A point to bear in mind is that there was a pecking order for who was issued what uniforms/cloth supplies were available. Quite often, you will see a certain number of completed items (eg coats) that are just enough to kit out, say, all the sergeants in a regiment. There were two reasons for this - one was the obvious one of shortages, the other was that it took at least half the calendar year to recruit a regiment up to field strength and it was therefore not until the autumn that the CO had sufficient men to justify big clothing requests for the rank-and-file (although there would often be a few re-enlistees and "spring thaw" recruits at the start of the campaign season).

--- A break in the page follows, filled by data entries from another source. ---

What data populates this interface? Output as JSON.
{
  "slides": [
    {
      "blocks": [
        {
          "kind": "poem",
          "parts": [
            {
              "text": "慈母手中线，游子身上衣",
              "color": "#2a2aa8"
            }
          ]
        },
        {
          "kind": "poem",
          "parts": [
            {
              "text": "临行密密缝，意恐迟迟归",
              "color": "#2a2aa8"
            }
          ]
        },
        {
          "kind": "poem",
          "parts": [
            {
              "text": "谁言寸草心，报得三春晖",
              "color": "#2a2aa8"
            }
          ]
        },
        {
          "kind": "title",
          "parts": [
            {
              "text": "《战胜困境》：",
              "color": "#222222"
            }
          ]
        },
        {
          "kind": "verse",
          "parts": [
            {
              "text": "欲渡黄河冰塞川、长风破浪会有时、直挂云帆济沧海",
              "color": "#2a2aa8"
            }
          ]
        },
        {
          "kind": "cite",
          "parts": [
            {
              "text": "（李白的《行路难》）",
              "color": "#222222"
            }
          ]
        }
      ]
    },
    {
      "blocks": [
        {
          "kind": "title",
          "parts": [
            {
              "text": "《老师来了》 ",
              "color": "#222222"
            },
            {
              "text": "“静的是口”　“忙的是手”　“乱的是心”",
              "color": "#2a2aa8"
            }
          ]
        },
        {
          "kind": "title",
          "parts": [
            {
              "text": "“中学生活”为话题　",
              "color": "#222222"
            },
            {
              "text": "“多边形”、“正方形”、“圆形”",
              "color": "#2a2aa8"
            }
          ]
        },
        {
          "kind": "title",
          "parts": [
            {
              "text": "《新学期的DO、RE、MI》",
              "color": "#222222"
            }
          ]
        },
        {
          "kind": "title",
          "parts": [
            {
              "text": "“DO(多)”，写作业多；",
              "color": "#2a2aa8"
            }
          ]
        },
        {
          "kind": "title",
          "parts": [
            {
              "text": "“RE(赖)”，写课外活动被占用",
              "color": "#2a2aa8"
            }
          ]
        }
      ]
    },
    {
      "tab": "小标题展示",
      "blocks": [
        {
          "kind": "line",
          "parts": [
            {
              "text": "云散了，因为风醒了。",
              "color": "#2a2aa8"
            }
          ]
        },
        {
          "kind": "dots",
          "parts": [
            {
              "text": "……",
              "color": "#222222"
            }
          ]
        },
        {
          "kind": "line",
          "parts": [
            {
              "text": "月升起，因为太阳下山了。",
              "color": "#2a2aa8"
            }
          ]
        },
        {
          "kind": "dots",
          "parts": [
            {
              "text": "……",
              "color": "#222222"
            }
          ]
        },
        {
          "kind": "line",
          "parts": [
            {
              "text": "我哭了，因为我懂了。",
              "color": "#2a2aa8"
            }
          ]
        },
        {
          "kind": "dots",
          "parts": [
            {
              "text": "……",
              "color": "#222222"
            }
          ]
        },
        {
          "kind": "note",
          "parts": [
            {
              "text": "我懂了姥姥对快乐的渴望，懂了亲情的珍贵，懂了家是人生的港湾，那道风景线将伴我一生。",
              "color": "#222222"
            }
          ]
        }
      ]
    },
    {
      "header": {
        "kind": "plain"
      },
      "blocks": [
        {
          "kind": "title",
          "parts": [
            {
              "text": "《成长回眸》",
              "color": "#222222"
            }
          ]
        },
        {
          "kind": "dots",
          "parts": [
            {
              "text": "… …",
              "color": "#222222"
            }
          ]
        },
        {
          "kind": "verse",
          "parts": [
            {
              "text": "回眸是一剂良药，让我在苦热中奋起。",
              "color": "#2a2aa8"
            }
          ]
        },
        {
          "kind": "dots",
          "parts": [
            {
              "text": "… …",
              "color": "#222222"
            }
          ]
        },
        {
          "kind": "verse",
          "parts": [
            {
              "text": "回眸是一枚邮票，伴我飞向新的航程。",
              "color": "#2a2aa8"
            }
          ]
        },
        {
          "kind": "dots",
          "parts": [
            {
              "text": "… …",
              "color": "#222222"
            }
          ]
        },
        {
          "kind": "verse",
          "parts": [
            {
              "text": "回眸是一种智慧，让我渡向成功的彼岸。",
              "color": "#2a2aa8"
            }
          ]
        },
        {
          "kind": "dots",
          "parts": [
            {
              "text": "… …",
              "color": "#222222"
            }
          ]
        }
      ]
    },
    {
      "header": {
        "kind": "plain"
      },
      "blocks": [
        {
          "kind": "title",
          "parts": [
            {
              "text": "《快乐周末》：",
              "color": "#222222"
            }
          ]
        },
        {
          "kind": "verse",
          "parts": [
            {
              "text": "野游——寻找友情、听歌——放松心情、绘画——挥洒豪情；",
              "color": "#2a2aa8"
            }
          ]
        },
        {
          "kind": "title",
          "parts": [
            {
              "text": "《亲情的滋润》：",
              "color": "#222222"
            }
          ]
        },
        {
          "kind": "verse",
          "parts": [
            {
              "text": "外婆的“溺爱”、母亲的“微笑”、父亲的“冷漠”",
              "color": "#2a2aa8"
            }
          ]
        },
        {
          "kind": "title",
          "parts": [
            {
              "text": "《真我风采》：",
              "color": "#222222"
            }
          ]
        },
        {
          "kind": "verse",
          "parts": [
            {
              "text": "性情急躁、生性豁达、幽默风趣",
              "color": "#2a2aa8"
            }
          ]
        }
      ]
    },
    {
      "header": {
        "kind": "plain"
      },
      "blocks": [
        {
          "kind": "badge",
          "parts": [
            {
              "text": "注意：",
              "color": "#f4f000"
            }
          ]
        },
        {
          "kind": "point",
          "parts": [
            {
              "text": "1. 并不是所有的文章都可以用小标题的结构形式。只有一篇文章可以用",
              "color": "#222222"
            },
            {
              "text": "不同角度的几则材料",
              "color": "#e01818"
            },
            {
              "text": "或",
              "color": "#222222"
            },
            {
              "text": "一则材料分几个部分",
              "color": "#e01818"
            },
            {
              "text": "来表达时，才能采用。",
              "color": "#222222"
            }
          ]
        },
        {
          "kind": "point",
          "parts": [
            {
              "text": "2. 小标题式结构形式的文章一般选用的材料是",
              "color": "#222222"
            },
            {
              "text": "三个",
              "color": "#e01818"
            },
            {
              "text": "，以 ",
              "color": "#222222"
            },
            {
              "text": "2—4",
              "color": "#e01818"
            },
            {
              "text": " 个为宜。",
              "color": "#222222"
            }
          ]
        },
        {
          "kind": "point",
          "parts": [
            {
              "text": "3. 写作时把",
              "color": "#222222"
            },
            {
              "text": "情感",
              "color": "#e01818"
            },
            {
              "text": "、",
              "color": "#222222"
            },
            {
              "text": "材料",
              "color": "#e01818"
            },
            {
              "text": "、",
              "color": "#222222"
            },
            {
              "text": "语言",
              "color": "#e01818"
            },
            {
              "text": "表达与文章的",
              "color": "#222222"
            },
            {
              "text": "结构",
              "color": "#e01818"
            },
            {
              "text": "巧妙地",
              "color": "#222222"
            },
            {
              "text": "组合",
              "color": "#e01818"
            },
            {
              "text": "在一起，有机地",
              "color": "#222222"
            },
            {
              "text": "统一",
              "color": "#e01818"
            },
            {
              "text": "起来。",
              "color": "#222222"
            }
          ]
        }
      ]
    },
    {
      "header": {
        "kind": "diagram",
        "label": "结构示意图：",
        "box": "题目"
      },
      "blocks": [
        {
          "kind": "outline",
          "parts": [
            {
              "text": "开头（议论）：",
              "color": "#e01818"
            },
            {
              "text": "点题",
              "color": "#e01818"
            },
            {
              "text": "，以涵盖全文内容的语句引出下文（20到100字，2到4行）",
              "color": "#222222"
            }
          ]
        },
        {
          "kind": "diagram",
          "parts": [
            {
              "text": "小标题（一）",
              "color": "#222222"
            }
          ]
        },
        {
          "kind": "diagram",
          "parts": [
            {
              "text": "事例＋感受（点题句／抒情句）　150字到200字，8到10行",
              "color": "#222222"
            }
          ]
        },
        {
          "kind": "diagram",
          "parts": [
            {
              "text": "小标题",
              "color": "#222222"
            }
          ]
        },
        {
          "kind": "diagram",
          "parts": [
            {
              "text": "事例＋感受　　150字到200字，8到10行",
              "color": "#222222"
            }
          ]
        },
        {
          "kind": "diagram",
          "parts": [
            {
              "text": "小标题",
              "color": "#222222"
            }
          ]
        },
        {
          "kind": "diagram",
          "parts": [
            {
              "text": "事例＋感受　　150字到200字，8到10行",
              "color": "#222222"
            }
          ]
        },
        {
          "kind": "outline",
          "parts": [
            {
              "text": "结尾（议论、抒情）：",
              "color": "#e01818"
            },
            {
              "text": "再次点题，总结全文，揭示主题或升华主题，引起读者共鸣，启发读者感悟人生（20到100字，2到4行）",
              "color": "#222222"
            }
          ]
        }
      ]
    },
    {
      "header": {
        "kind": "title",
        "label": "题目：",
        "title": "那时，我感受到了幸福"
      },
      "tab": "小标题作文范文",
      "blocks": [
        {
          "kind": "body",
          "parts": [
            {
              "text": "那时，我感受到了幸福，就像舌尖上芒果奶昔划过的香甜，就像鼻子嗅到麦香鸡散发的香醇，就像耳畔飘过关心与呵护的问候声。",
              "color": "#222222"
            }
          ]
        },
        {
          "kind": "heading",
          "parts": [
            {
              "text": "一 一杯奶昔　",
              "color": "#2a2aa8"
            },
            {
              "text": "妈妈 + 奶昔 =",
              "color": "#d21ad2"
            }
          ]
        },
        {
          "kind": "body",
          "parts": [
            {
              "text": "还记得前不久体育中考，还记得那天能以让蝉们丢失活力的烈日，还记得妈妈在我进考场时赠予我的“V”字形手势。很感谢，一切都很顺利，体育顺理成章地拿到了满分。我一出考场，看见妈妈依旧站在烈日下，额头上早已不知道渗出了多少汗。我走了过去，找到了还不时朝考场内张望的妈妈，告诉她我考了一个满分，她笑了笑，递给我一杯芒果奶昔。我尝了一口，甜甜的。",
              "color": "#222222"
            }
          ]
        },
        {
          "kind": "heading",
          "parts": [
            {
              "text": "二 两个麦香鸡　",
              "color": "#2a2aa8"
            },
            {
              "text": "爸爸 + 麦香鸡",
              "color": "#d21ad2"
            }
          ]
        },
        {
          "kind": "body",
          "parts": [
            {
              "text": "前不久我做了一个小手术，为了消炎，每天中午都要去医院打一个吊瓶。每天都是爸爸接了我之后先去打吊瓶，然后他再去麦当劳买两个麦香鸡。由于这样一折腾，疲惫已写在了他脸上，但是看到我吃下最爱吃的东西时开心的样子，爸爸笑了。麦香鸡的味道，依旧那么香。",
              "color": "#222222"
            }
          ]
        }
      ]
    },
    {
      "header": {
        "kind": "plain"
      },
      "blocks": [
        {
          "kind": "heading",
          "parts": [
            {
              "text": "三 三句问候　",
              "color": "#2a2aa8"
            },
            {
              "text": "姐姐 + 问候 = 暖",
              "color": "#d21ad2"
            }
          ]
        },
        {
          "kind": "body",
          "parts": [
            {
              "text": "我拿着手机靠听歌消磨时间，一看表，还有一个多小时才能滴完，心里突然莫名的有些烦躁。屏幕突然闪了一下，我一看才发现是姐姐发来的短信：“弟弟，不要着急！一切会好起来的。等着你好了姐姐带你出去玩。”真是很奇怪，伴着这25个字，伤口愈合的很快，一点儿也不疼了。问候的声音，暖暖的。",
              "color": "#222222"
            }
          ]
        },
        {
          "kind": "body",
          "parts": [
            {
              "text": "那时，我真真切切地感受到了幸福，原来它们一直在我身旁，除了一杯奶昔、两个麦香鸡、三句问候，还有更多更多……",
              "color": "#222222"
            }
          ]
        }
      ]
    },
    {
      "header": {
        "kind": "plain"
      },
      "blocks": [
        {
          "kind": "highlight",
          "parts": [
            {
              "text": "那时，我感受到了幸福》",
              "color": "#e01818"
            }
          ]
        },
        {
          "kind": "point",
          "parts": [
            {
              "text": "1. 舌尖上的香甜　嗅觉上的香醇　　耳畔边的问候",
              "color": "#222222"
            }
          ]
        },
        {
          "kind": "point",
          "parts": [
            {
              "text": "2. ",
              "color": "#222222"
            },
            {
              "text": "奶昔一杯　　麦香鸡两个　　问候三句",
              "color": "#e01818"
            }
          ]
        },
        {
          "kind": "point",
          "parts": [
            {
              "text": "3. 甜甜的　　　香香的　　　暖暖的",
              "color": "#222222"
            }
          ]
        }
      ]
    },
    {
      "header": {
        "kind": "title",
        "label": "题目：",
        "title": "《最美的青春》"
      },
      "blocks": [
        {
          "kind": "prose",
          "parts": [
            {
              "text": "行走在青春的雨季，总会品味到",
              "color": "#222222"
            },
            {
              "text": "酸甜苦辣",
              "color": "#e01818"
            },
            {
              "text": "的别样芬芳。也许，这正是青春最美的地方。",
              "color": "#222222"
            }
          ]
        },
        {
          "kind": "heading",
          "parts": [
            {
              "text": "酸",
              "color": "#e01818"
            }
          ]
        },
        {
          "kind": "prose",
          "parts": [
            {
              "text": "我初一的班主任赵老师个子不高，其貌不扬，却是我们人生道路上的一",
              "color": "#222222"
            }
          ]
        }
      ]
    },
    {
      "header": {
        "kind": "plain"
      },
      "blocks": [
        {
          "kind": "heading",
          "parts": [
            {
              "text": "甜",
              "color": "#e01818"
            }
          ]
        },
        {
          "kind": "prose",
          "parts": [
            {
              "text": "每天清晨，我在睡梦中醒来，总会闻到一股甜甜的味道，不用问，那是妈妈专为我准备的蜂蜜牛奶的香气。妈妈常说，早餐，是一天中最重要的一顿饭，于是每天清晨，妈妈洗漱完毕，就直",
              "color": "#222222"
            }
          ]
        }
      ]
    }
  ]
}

From Katcher's book and the two Ospreys, depending on the amounts delivered, it looks like the order was usually, but not definitively:
- officers who could not afford their own uniforms
- sergeants (including drum/fife majors)
- musicians
- corporals
- privates
So if only 3 or 4 suits of clothing were delivered, the officers got them, with perhaps 1 to the sergeant major.
Thus, something would often be supplied to distinguish the musicians in a unit where the rank-and-file were all still wearing civvies, or such a mish-mash of items that the unit effectively had no identifiable uniform. The drum-major and fife-major might often have a sergeant's uniform which was heavily laced in order to distinguish them from the other NCOs.